Jim Bingaman, who owns the No. 3 Prism/Jewel set on the registry, points out that there are a number of condition issues with these stickers.
"The stickers have rounded corners and sometimes they can be miscut from the factory," he explained. "So you might have a sticker with one or more not-so-round corners. Also, they tend to show scratches easily."
Ungraded, near-mint to mint Magic stickers from this set generally sell in the $60 range, so a PSA 9 example is likely to fetch over $100. So far, only 10 Magic Prism/Jewel stickers have been sent in to PSA and just two have been graded as high as PSA 9.
Another elusive card is Johnson's 1990 Upper Deck Prototypes single (#32). Upper Deck spokesperson, Don Williams, was able to uncover that this card -- along with a Larry Bird single (#33) -- were likely disseminated in limited quantities to NBA employees and card distributors to promote their 1991-92 NBA set.
Steve Taft, a respected basketball card dealer in California, says he has not seen any major condition issues with these cards.
"Those I've seen are pretty consistent, just a matter of corner wear being (PSA) 7, 8, or 9 quality," he said.
The value of these cards has fluctuated over the years.
"These used to go for $1,500 to $3,000 each. Then a few more surfaced and they dropped into the $300 to $500 range ($300-400 for Magic and $400-500 for Bird). Now, I see them up a bit because they just have not been around (that I've seen the past year or two)," said Taft. "I think I'd say Magic is $400-500 and Bird $500-600. This would be my thinking for a clean, ungraded example or a PSA 8. In a (PSA) 9 grade, I'd think a premium would be appropriate over these prices."
Six Magic Upper Deck Prototypes singles have been evaluated by PSA, with the top grade being PSA 9.
Magic's 1991 Pro Set Prototypes card is also difficult to track down. Issued as part of a five-card set, this is another Johnson single that was produced in limited quantities.
"The best I can put together is that Pro Set management/ownership gave out a few samples to some of their biggest distributors. I had one of the larger California dealer/distributors tell me he got a set at a meeting of Pro Set Management and a handful of distributors from around the country. He implied it was a small meeting with only a few distributors," explained Taft, who owns the registry's No. 1 set and has a number of these cards for sale.
Some minor condition issues also plague these cards.
"Most have a tiny bit of corner wear, so finding mint or better grades is a bit tricky," said Taft, who's selling a PSA 9 Magic card for $275. "I think if you could scoop up every Pro Set Prototype in the hobby and grade them, typically, there would be a majority of (PSA) 8s... The only problem I've seen occasionally is a hand-cut example from a small strip or sheet."
Of the 22 Pro Set Prototypes Magic cards graded by PSA, three have garnered a PSA 10 grade and 10 more were deemed PSA 9s.

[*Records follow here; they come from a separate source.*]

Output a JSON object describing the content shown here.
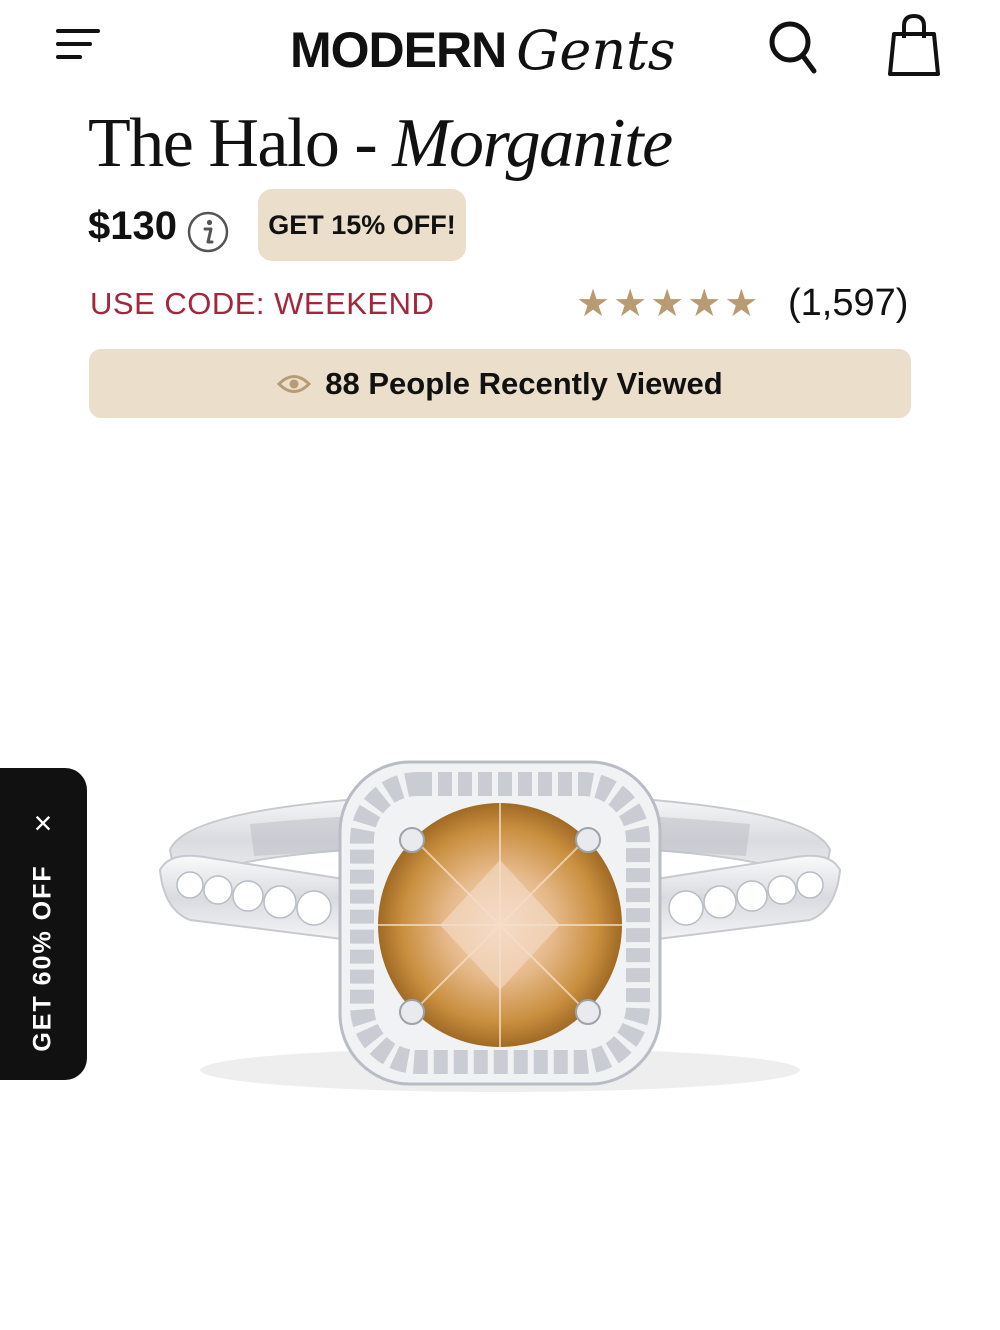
{
  "header": {
    "logo_primary": "MODERN",
    "logo_script": "Gents",
    "icons": [
      "menu-icon",
      "search-icon",
      "shopping-bag-icon"
    ]
  },
  "product": {
    "title_main": "The Halo - ",
    "title_italic": "Morganite",
    "price": "$130",
    "promo_button": "GET 15% OFF!",
    "code_text": "USE CODE: WEEKEND",
    "rating_stars": 5,
    "review_count": "(1,597)",
    "viewed_text": "88 People Recently Viewed"
  },
  "side_tab": {
    "label": "GET 60% OFF",
    "close": "×"
  },
  "colors": {
    "accent_beige": "#ebdfcb",
    "star_gold": "#b99b73",
    "code_red": "#a4263b",
    "dark": "#111111"
  }
}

Competition for Johnson's cards, in general, can also be heated.
"There are probably about half a dozen serious Magic Johnson collectors, which makes for a very competitive marketplace when one of those rare or low population cards hit the marketplace," said Varona.

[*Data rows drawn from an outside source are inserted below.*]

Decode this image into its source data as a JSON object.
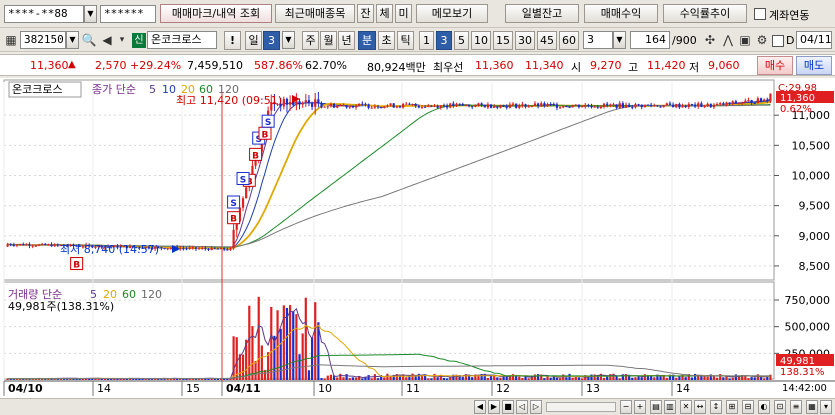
{
  "toolbar1": {
    "account": "****-**88",
    "password": "******",
    "trade_mark_button": "매매마크/내역 조회",
    "recent_button": "최근매매종목",
    "jan": "잔",
    "che": "체",
    "mi": "미",
    "memo_button": "메모보기",
    "daily_balance_button": "일별잔고",
    "trade_profit_button": "매매수익",
    "profit_trend_button": "수익률추이",
    "account_link_label": "계좌연동"
  },
  "toolbar2": {
    "code": "382150",
    "sin_badge": "신",
    "stock_name": "온코크로스",
    "exclaim": "!",
    "period_il": "일",
    "period_num": "3",
    "periods": [
      "주",
      "월",
      "년",
      "분",
      "초",
      "틱"
    ],
    "intervals": [
      "1",
      "3",
      "5",
      "10",
      "15",
      "30",
      "45",
      "60"
    ],
    "interval_selected": "3",
    "dropdown_value": "3",
    "count": "164",
    "count_total": "/900",
    "d_label": "D",
    "date": "04/11"
  },
  "price_bar": {
    "price": "11,360",
    "change": "2,570",
    "change_pct": "+29.24%",
    "volume": "7,459,510",
    "vol_ratio": "587.86%",
    "turnover": "62.70%",
    "trade_value": "80,924백만",
    "best_ask_label": "최우선",
    "best_ask": "11,360",
    "best_bid": "11,340",
    "open_label": "시",
    "open": "9,270",
    "high_label": "고",
    "high": "11,420",
    "low_label": "저",
    "low": "9,060",
    "buy_button": "매수",
    "sell_button": "매도"
  },
  "chart_data": {
    "type": "candlestick",
    "stock_label": "온코크로스",
    "price_legend": {
      "label": "종가 단순",
      "periods": [
        "5",
        "10",
        "20",
        "60",
        "120"
      ]
    },
    "volume_legend": {
      "label": "거래량 단순",
      "periods": [
        "5",
        "20",
        "60",
        "120"
      ]
    },
    "volume_info": "49,981주(138.31%)",
    "high_annotation": "최고 11,420 (09:51)",
    "low_annotation": "최저 8,740 (14:57)",
    "top_right_label": "C:29.98",
    "price_axis": {
      "ticks": [
        11000,
        10500,
        10000,
        9500,
        9000,
        8500
      ],
      "labels": [
        "11,000",
        "10,500",
        "10,000",
        "9,500",
        "9,000",
        "8,500"
      ],
      "range": [
        8300,
        11550
      ]
    },
    "current_price_tag": "11,360",
    "current_pct_tag": "0.62%",
    "volume_axis": {
      "ticks": [
        750000,
        500000,
        250000
      ],
      "labels": [
        "750,000",
        "500,000",
        "250,000"
      ],
      "range": [
        0,
        900000
      ]
    },
    "current_volume_tag": "49,981",
    "current_vol_pct_tag": "138.31%",
    "x_labels": [
      "04/10",
      "14",
      "15",
      "04/11",
      "10",
      "11",
      "12",
      "13",
      "14"
    ],
    "time_tag": "14:42:00",
    "colors": {
      "up": "#e02020",
      "down": "#1a2ccf",
      "ma5": "#5b3a8c",
      "ma10": "#1e3fa8",
      "ma20": "#e0a800",
      "ma60": "#1b8a2a",
      "ma120": "#7a7a7a"
    }
  }
}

McCullough says he has noticed more competition in the past year.
"It seems like I keep getting knocked lower and lower (on the Set Registry)," he said.

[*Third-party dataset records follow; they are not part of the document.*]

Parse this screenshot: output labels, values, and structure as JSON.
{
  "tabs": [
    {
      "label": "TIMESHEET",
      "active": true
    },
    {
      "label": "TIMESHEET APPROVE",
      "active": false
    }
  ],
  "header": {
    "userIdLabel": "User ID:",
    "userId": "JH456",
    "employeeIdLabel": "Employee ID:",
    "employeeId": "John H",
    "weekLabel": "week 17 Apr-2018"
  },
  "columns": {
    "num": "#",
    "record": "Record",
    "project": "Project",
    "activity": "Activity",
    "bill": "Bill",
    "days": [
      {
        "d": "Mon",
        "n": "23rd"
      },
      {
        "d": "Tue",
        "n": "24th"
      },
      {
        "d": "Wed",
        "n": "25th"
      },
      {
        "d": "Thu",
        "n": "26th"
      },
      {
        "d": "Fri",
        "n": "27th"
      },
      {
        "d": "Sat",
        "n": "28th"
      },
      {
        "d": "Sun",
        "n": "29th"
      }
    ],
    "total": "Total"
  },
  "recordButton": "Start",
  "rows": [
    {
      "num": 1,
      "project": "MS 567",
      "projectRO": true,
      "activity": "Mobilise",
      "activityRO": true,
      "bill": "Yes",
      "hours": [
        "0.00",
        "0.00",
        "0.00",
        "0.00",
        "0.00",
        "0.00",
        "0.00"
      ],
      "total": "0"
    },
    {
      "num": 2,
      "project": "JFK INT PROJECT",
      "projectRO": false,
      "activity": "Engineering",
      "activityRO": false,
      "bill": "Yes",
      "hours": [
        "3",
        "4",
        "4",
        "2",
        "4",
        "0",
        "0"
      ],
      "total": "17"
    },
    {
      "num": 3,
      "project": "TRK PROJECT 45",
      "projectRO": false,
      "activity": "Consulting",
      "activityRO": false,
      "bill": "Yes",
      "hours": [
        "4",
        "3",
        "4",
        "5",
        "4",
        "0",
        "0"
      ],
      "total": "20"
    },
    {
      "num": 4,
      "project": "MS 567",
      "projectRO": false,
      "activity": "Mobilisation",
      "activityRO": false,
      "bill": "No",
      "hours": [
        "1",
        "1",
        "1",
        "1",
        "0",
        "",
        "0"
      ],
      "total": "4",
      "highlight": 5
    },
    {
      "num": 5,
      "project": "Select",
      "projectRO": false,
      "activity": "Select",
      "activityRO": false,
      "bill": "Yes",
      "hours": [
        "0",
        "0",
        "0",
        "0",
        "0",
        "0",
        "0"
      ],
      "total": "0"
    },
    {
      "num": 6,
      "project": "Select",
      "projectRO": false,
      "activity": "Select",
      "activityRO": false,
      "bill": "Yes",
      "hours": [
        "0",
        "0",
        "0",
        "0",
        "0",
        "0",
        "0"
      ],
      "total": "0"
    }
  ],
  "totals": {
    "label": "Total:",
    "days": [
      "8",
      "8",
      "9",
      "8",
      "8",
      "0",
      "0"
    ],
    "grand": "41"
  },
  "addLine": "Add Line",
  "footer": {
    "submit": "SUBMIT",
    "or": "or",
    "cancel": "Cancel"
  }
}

In general, however, it's surprising that Magic's cards aren't more popular. Compared to other basketball legends like Michael Jordan, Johnson's cards remain relatively affordable.
"I think, to some extent, people just forget how great of a player he was because he really built up his name as a businessperson in the community. His celebrity is still out there, but if we're just talking about his basketball skills, it surprises me sometimes how people forget how great he was," said McCullough.
Perhaps with these devoted Set Registry enthusiasts spreading the word, more people will discover the "Magic" of collecting the legend's cards.